Hi: I am learning stochastic calculus and encounter a question.
Consider the 1-d Ornstein Uhlenbeck process $dX_{t}=-X_{t}dt+dW_{t}$ with $X_{0}=0$.
Find the value function $f(x,t)=\mathbb{E}[X_{T}^4|X_t=x]$ for $t<T$ and therefore $\mathbb{E}[f(X_{t},t)],$which should be independent of t.
(Hint: for the value function, seek for a polynomial solution to the backward equation).
So far, this is what I got:
First of all, the solution to this O-U process is $X_{t}=\int_{0}^{t}e^{-(t-s)}dW_{s}$ with $\mathbb{E}[dX_{t}]=-X_{t}dt$ and $\mathbb{E}[dX_{t}^2]=1$
Next, I follow the hint to look for backward equation: $\partial tf+Lf=0$ where L is the generator. Plug in the $\mathbb{E}[dX_{t}]$ and $\mathbb{E}[dX_{t}^2]$, I got the equation: $\partial t f-x\partial x f +\frac{1}{2}\partial x^2 f=0$ And it should be equipped with the boundary condition: $f(x,T)=x^4$.

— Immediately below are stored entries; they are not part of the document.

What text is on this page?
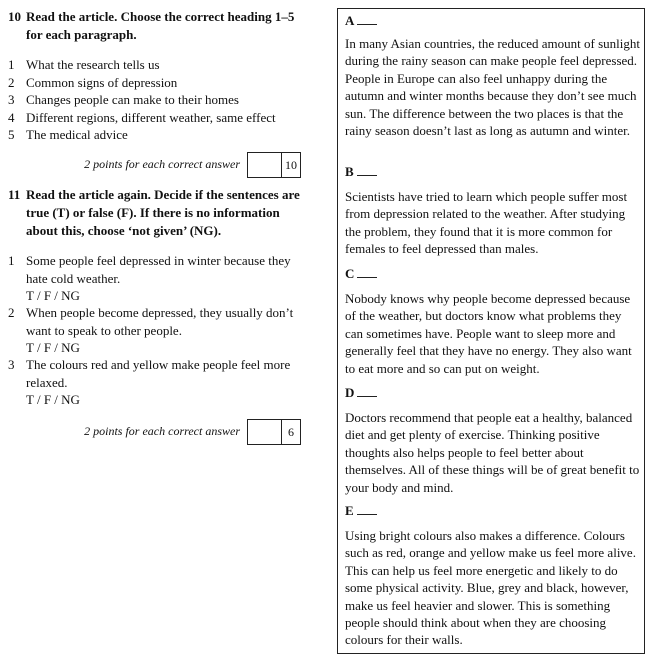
10 Read the article. Choose the correct heading 1–5 for each paragraph.
1 What the research tells us
2 Common signs of depression
3 Changes people can make to their homes
4 Different regions, different weather, same effect
5 The medical advice
2 points for each correct answer	10
11 Read the article again. Decide if the sentences are true (T) or false (F). If there is no information about this, choose ‘not given’ (NG).
1 Some people feel depressed in winter because they hate cold weather.
T / F / NG
2 When people become depressed, they usually don’t want to speak to other people.
T / F / NG
3 The colours red and yellow make people feel more relaxed.
T / F / NG
2 points for each correct answer	6
A
In many Asian countries, the reduced amount of sunlight during the rainy season can make people feel depressed. People in Europe can also feel unhappy during the autumn and winter months because they don’t see much sun. The difference between the two places is that the rainy season doesn’t last as long as autumn and winter.
B
Scientists have tried to learn which people suffer most from depression related to the weather. After studying the problem, they found that it is more common for females to feel depressed than males.
C
Nobody knows why people become depressed because of the weather, but doctors know what problems they can sometimes have. People want to sleep more and generally feel that they have no energy. They also want to eat more and so can put on weight.
D
Doctors recommend that people eat a healthy, balanced diet and get plenty of exercise. Thinking positive thoughts also helps people to feel better about themselves. All of these things will be of great benefit to your body and mind.
E
Using bright colours also makes a difference. Colours such as red, orange and yellow make us feel more alive. This can help us feel more energetic and likely to do some physical activity. Blue, grey and black, however, make us feel heavier and slower. This is something people should think about when they are choosing colours for their walls.
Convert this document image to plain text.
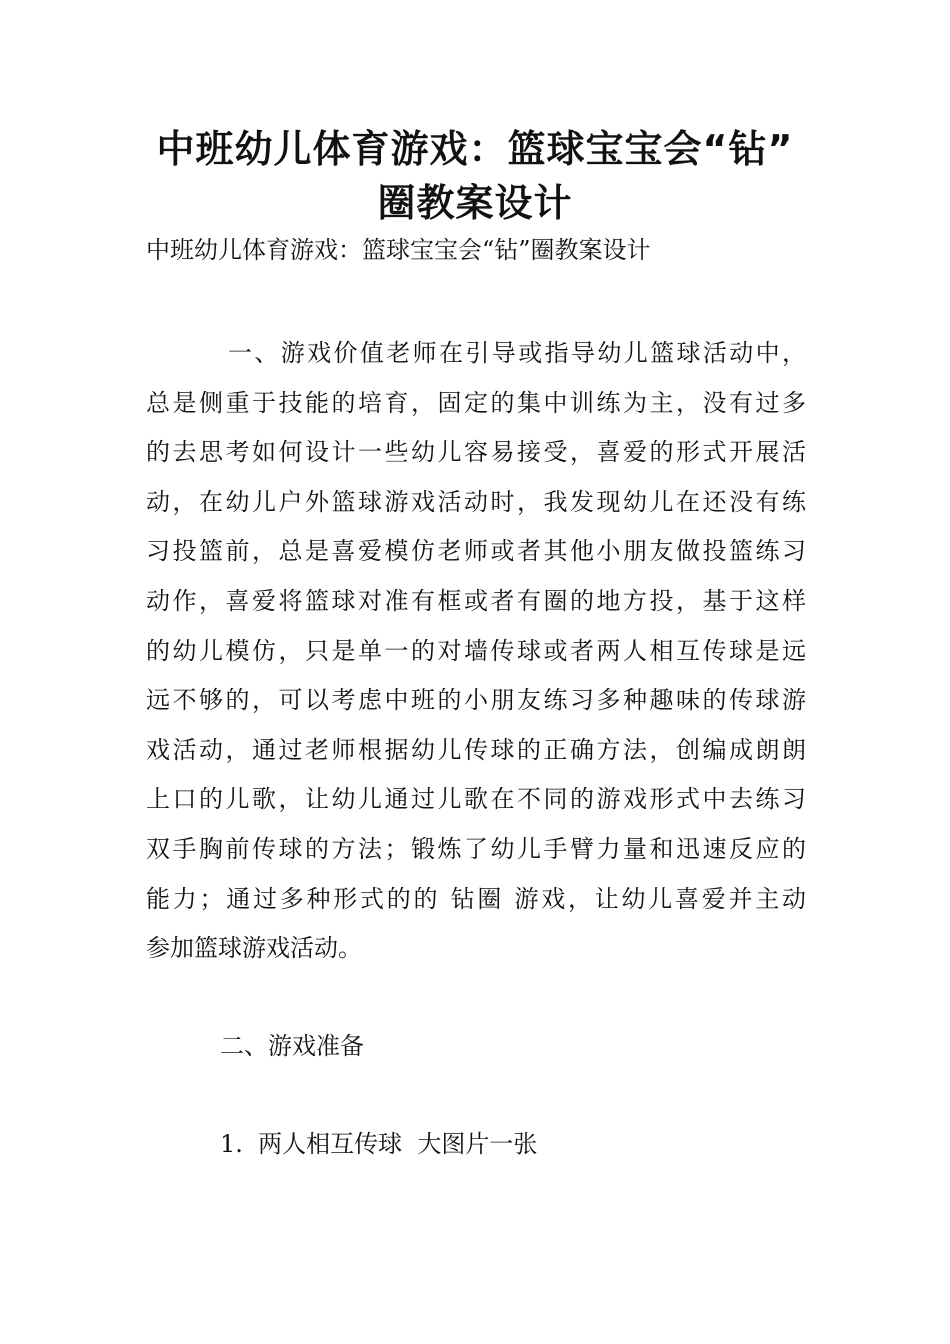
中班幼儿体育游戏：篮球宝宝会“钻”
圈教案设计
中班幼儿体育游戏：篮球宝宝会“钻”圈教案设计
一、游戏价值老师在引导或指导幼儿篮球活动中，
总是侧重于技能的培育，固定的集中训练为主，没有过多
的去思考如何设计一些幼儿容易接受，喜爱的形式开展活
动，在幼儿户外篮球游戏活动时，我发现幼儿在还没有练
习投篮前，总是喜爱模仿老师或者其他小朋友做投篮练习
动作，喜爱将篮球对准有框或者有圈的地方投，基于这样
的幼儿模仿，只是单一的对墙传球或者两人相互传球是远
远不够的，可以考虑中班的小朋友练习多种趣味的传球游
戏活动，通过老师根据幼儿传球的正确方法，创编成朗朗
上口的儿歌，让幼儿通过儿歌在不同的游戏形式中去练习
双手胸前传球的方法；锻炼了幼儿手臂力量和迅速反应的
能力；通过多种形式的的 钻圈 游戏，让幼儿喜爱并主动
参加篮球游戏活动。
二、游戏准备
1.  两人相互传球  大图片一张
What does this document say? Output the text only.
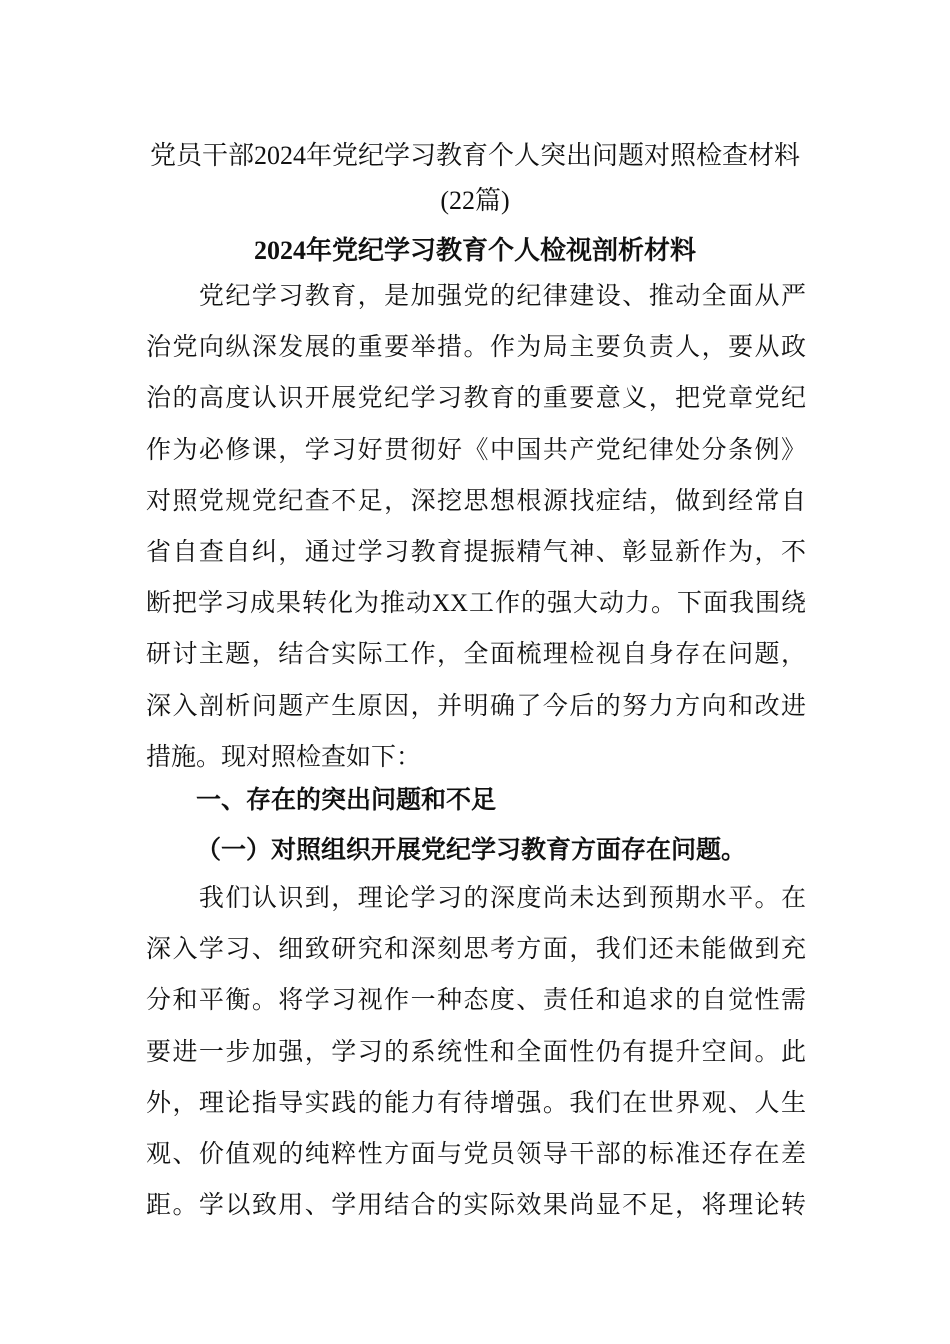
党员干部2024年党纪学习教育个人突出问题对照检查材料
(22篇)
2024年党纪学习教育个人检视剖析材料
　　党纪学习教育，是加强党的纪律建设、推动全面从严
治党向纵深发展的重要举措。作为局主要负责人，要从政
治的高度认识开展党纪学习教育的重要意义，把党章党纪
作为必修课，学习好贯彻好《中国共产党纪律处分条例》
对照党规党纪查不足，深挖思想根源找症结，做到经常自
省自查自纠，通过学习教育提振精气神、彰显新作为，不
断把学习成果转化为推动XX工作的强大动力。下面我围绕
研讨主题，结合实际工作，全面梳理检视自身存在问题，
深入剖析问题产生原因，并明确了今后的努力方向和改进
措施。现对照检查如下：
一、存在的突出问题和不足
（一）对照组织开展党纪学习教育方面存在问题。
　　我们认识到，理论学习的深度尚未达到预期水平。在
深入学习、细致研究和深刻思考方面，我们还未能做到充
分和平衡。将学习视作一种态度、责任和追求的自觉性需
要进一步加强，学习的系统性和全面性仍有提升空间。此
外，理论指导实践的能力有待增强。我们在世界观、人生
观、价值观的纯粹性方面与党员领导干部的标准还存在差
距。学以致用、学用结合的实际效果尚显不足，将理论转
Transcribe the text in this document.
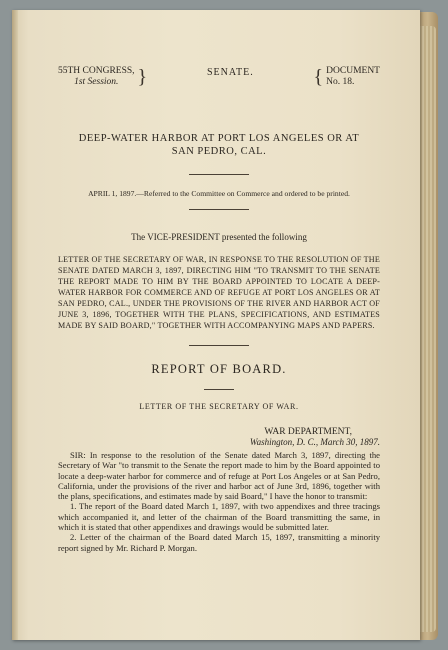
55TH CONGRESS,
1st Session. }	SENATE.	{ DOCUMENT
No. 18.
DEEP-WATER HARBOR AT PORT LOS ANGELES OR AT
SAN PEDRO, CAL.
APRIL 1, 1897.—Referred to the Committee on Commerce and ordered to be printed.
The VICE-PRESIDENT presented the following
LETTER OF THE SECRETARY OF WAR, IN RESPONSE TO THE RESOLUTION OF THE SENATE DATED MARCH 3, 1897, DIRECTING HIM "TO TRANSMIT TO THE SENATE THE REPORT MADE TO HIM BY THE BOARD APPOINTED TO LOCATE A DEEP-WATER HARBOR FOR COMMERCE AND OF REFUGE AT PORT LOS ANGELES OR AT SAN PEDRO, CAL., UNDER THE PROVISIONS OF THE RIVER AND HARBOR ACT OF JUNE 3, 1896, TOGETHER WITH THE PLANS, SPECIFICATIONS, AND ESTIMATES MADE BY SAID BOARD," TOGETHER WITH ACCOMPANYING MAPS AND PAPERS.
REPORT OF BOARD.
LETTER OF THE SECRETARY OF WAR.
WAR DEPARTMENT,
Washington, D. C., March 30, 1897.

SIR: In response to the resolution of the Senate dated March 3, 1897, directing the Secretary of War "to transmit to the Senate the report made to him by the Board appointed to locate a deep-water harbor for commerce and of refuge at Port Los Angeles or at San Pedro, California, under the provisions of the river and harbor act of June 3rd, 1896, together with the plans, specifications, and estimates made by said Board," I have the honor to transmit:

1. The report of the Board dated March 1, 1897, with two appendixes and three tracings which accompanied it, and letter of the chairman of the Board transmitting the same, in which it is stated that other appendixes and drawings would be submitted later.

2. Letter of the chairman of the Board dated March 15, 1897, transmitting a minority report signed by Mr. Richard P. Morgan.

And I don't quite know how to solve such equation. I tried using separation of variable, writing $f=X(x)T(t)$ and end up with the equation $X(x)T'(t)-xX'(x)T(t)+\frac{1}{2}X''(x)T(t)=0$ Then I am stuck here because no trick I learned so far can help solving this...
I am still working on this, and looking for some help.
Thanks in advance for your help.
Not a complete answer but too long for a comment. Instead of looking for $g(x) h(t)$ (I don't like $X$ and $T$ since they already denote the solution and the time horizon), look for $$ f(x,t) = \sum_{k=0}^4 x^k h_k(t). $$ Then, your equation reads, $$ \sum_{k=0}^4 x^k \Bigl(h_k'(t) - k\, h_{k}(t) + \frac{(k+2)(k+1)}2 h_{k+2}(t) \Bigr) = 0, $$ where $h_5(t) = h_6(t) = 0$.
Now equating all expressions near the powers of $x$ to zero, you will get a system of equations, which is not too hard to solve. Start with $k=4$ and $k=3$ and use the conditions that $h_4(T) = 1$, $h_k(T) = 0$, $k=0,1,2,3$.